E ora veniamo all’allarme della Bundesbank. E permettete, per farlo, partiamo dal Giappone. Dove l’inflazione è tornata a salire. Ma meno del previsto. Per l’esattezza, un 0,1% meno delle attese. Déjà vu. Dove ho appena vissuto una situazione simile, talmente ingigantita dalla manipolazione generale da essere tramutata in market mover per una settimana? Ah già, il CPI statunitense. Bene, quello giapponese era atteso al 3,4%. Si è fermato al 3,3%. Ma dal 3,0% precedente.
Due annotazioni, quindi. Primo, c’è forse un cartello implicito fra Governi che ha deciso di fissare in 0,1% il magic number? Secondo e più importante: cosa farà adesso la Bank of Japan? La quale, non a caso, ha passato le ultime due settimane a sottolineare come un ritorno a una politica monetaria restrittiva rappresenti una sfida storica. E con seri rischi.
Ma attenzione al bersaglio grosso. Questo paio di grafici, apparentemente innocui nel loro essere astrusamente per addetti ai lavori, si sostanziano come altrettanti canarini nella miniera. Cosa ci dicono, infatti?

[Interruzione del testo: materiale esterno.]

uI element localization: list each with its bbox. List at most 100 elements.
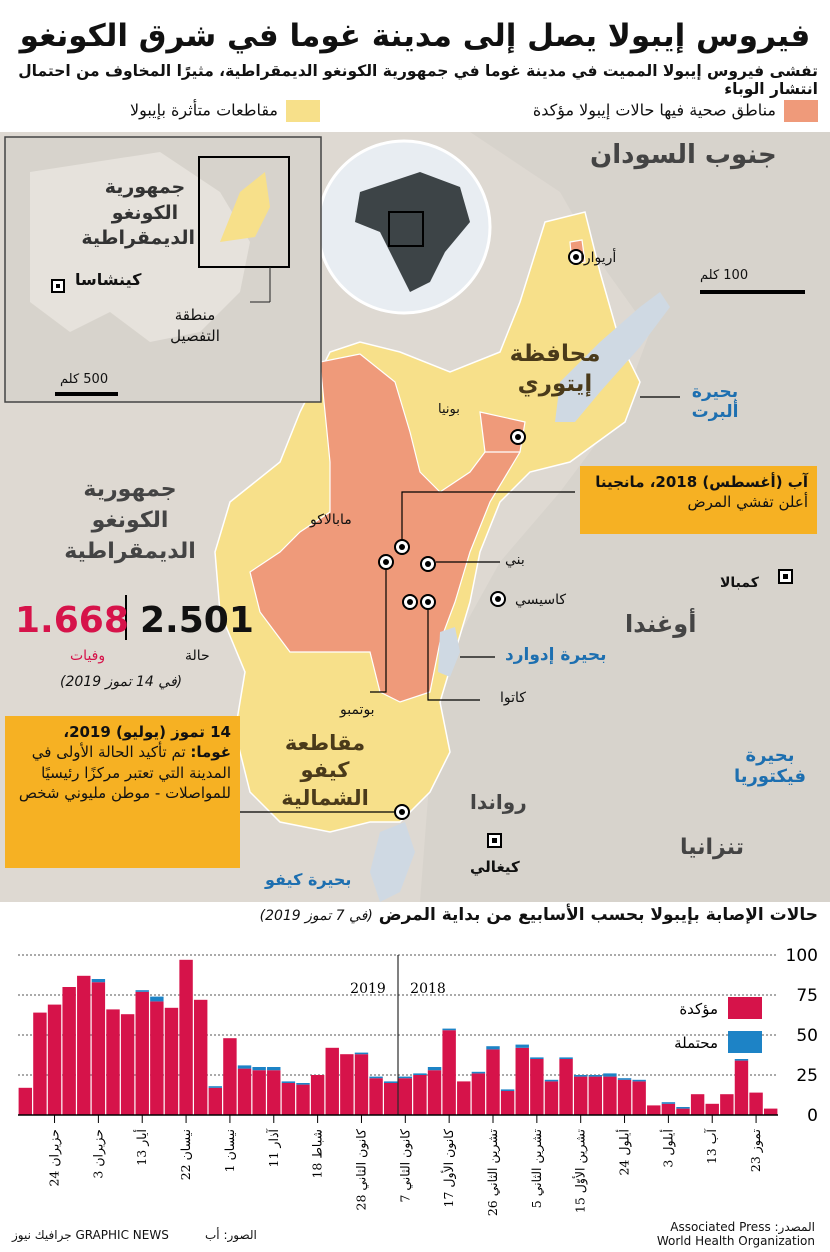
bar-confirmed — [91, 982, 106, 1115]
label-rwanda: رواندا — [470, 790, 527, 814]
x-tick-label: 24 حزيران — [47, 1129, 63, 1187]
bar-confirmed — [763, 1108, 778, 1115]
bar-probable — [413, 1073, 427, 1075]
bar-probable — [354, 1052, 369, 1055]
label-tanzania: تنزانيا — [680, 835, 744, 860]
bar-confirmed — [354, 1054, 369, 1115]
callout-goma-bold: غوما: — [190, 743, 231, 762]
bar-probable — [617, 1078, 632, 1080]
cases-bar-chart: 2019 2018 0 25 50 75 100 23 تموز 13 آب 3 أيلول 2… — [18, 946, 818, 1216]
scale-label: 100 كلم — [700, 268, 749, 283]
legend-swatch-probable-chart — [728, 1031, 762, 1053]
bar-confirmed — [690, 1094, 705, 1115]
bar-probable — [573, 1075, 588, 1077]
legend-swatch-confirmed — [784, 100, 818, 122]
bar-confirmed — [603, 1076, 617, 1115]
bar-confirmed — [413, 1075, 427, 1115]
label-beni: بني — [505, 552, 525, 568]
bar-confirmed — [734, 1060, 749, 1115]
label-aru: أريوارا — [580, 250, 617, 266]
bar-probable — [515, 1044, 529, 1048]
legend-swatch-affected — [286, 100, 320, 122]
bar-confirmed — [179, 959, 193, 1115]
label-kigali: كيغالي — [470, 858, 520, 876]
label-north-kivu: مقاطعة كيفو الشمالية — [281, 731, 369, 810]
bar-confirmed — [559, 1059, 573, 1115]
confirmed-zones-area — [249, 353, 521, 703]
x-tick-label: 13 آب — [703, 1127, 719, 1164]
bar-confirmed — [617, 1079, 632, 1115]
bar-probable — [500, 1089, 515, 1091]
bar-confirmed — [33, 1012, 47, 1115]
bar-confirmed — [62, 987, 76, 1115]
label-katwa: كاتوا — [500, 690, 526, 706]
bar-probable — [603, 1073, 617, 1077]
chart-title-note: (في 7 تموز 2019) — [259, 908, 373, 924]
footer-source-line2: World Health Organization — [656, 1234, 815, 1248]
bar-probable — [442, 1028, 456, 1031]
bar-confirmed — [573, 1076, 588, 1115]
x-tick-label: 18 شباط — [310, 1129, 325, 1179]
bar-confirmed — [588, 1076, 603, 1115]
label-lake-edward: بحيرة إدوارد — [505, 645, 607, 665]
label-lake-victoria: بحيرة فيكتوريا — [733, 745, 807, 787]
bar-confirmed — [237, 1068, 252, 1115]
legend-confirmed-zones: مناطق صحية فيها حالات إيبولا مؤكدة — [533, 100, 818, 126]
bar-confirmed — [632, 1081, 646, 1115]
bar-probable — [734, 1059, 749, 1061]
bar-probable — [296, 1083, 310, 1085]
stats-date: (في 14 تموز 2019) — [60, 674, 183, 690]
x-tick-label: 15 تشرين الأوّل — [572, 1128, 589, 1213]
footer-source-label: المصدر: Associated Press — [670, 1220, 815, 1234]
bar-probable — [559, 1057, 573, 1059]
legend-label-probable-chart: محتملة — [674, 1034, 718, 1052]
city-markers — [378, 249, 793, 848]
lake-edward-shape — [438, 627, 460, 677]
bar-confirmed — [223, 1038, 237, 1115]
bar-confirmed — [749, 1092, 763, 1115]
bar-confirmed — [193, 999, 208, 1115]
chart-title: حالات الإصابة بإيبولا بحسب الأسابيع من ب… — [260, 905, 818, 925]
bar-probable — [281, 1081, 296, 1083]
bar-probable — [632, 1079, 646, 1082]
bar-confirmed — [281, 1083, 296, 1115]
bar-confirmed — [661, 1103, 676, 1115]
stats-divider — [125, 595, 127, 640]
legend-label-confirmed-chart: مؤكدة — [679, 1000, 718, 1018]
bar-confirmed — [106, 1009, 120, 1115]
x-tick-label: 23 تموز — [748, 1128, 764, 1172]
bar-probable — [427, 1067, 442, 1071]
bar-confirmed — [252, 1070, 266, 1115]
bar-confirmed — [500, 1091, 515, 1115]
y-tick-label: 50 — [796, 1026, 818, 1046]
legend-label-confirmed: مناطق صحية فيها حالات إيبولا مؤكدة — [532, 100, 776, 120]
x-tick-label: 28 كانون الثاني — [353, 1128, 369, 1211]
chart-title-text: حالات الإصابة بإيبولا بحسب الأسابيع من ب… — [378, 905, 818, 925]
x-tick-label: 17 كانون الأول — [440, 1128, 457, 1208]
bar-confirmed — [647, 1105, 661, 1115]
leader-lines — [240, 396, 680, 813]
bar-confirmed — [676, 1108, 690, 1115]
bar-confirmed — [340, 1054, 354, 1115]
bar-confirmed — [164, 1007, 179, 1115]
bar-probable — [383, 1081, 398, 1083]
bar-probable — [150, 996, 164, 1002]
bar-confirmed — [296, 1084, 310, 1115]
deaths-value: 1.668 — [15, 600, 129, 641]
cases-value: 2.501 — [140, 600, 254, 641]
deaths-label: وفيات — [70, 648, 106, 664]
x-tick-label: 26 تشرين الثاني — [485, 1128, 501, 1216]
footer-source: المصدر: Associated Press World Health Or… — [657, 1220, 815, 1248]
cases-label: حالة — [185, 648, 210, 664]
x-tick-label: 5 تشرين الثاني — [529, 1128, 545, 1208]
bar-confirmed — [398, 1078, 413, 1115]
footer-photo: الصور: أب — [205, 1228, 257, 1242]
bar-confirmed — [383, 1083, 398, 1115]
x-tick-label: 24 أيلول — [616, 1129, 633, 1176]
bar-probable — [267, 1067, 281, 1071]
inset-scale-label: 500 كلم — [60, 372, 109, 387]
bar-confirmed — [705, 1103, 719, 1115]
inset-label-detail-area: منطقة التفصيل — [170, 306, 220, 345]
label-lake-albert: بحيرة ألبرت — [691, 382, 739, 422]
callout-goma-title: 14 تموز (يوليو) 2019، — [63, 723, 231, 741]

Il primo che giovedì qualcuno aveva talmente tanta fretta di scaricare Treasuries da utilizzare un mercato illiquido come quello dei futures, essendo chiusi sia Wall Street che Tokyo. Il rendimento del decennale Usa è passato da 4,40% a 4,455% nel corso delle contrattazioni europee. E chi opera sui mercati, sa che 5 punti base durante una festività significano molto. Il secondo grafico ci mostra poi come l’inusuale attività di vendita di titoli azionari che ha colpito Cina e Hong Kong sempre giovedì abbia poi contagiato anche i futures sullo Standard&Poor’s 500, tanto che nemmeno il più pragmatico dei trader algoritmici può ritenere normale quella frequenza bid/offer in un giorno di chiusura. Insomma, il Thanksgiving è stato nervosetto sotto il pelo dell’acqua. Dove viaggia il corpaccione nascosto degli iceberg.
Come mai? Chissà. Certamente, una ragione potrebbe far riferimento all’allarme – con pochi precedenti nel suo carattere esplicito – dalla vice-presidente della Bundesbank, Claudia Buch, presentando il Financial Stability Report. Il passaggio più allarmante? Almost two-thirds of savings banks and credit cooperatives now have unrealised losses throughout their banking book, which comprises loans as well as securities. Life insurers are in a similar situation… As a result, book values are often higher than current market values, so selling securities would result in losses, which could then lead to liquidity shortfalls in times of stress. In parole povere, gli assets a bilancio hanno valutazioni che, una volta costrette a fare i conti con la realtà di un obbligo di vendita, genereranno perdite tali da mettere a rischio la liquidità dei soggetti che li detengono. Margin calls a catena.
Ora, la Bundesbank ha molti difetti. Ma non quello di lanciare allarmi a vanvera. E ci ha appena tratteggiato uno scenario da 2008 nel cuore del sistema finanziario tedesco. Il quale, giova ricordarlo, ha parecchie criticità irrisolte. E livelli di gigantismo nelle esposizioni sulla catena di controparte poco noti. Ma in grado di fare male. Molto male. E certamente non solo in patria.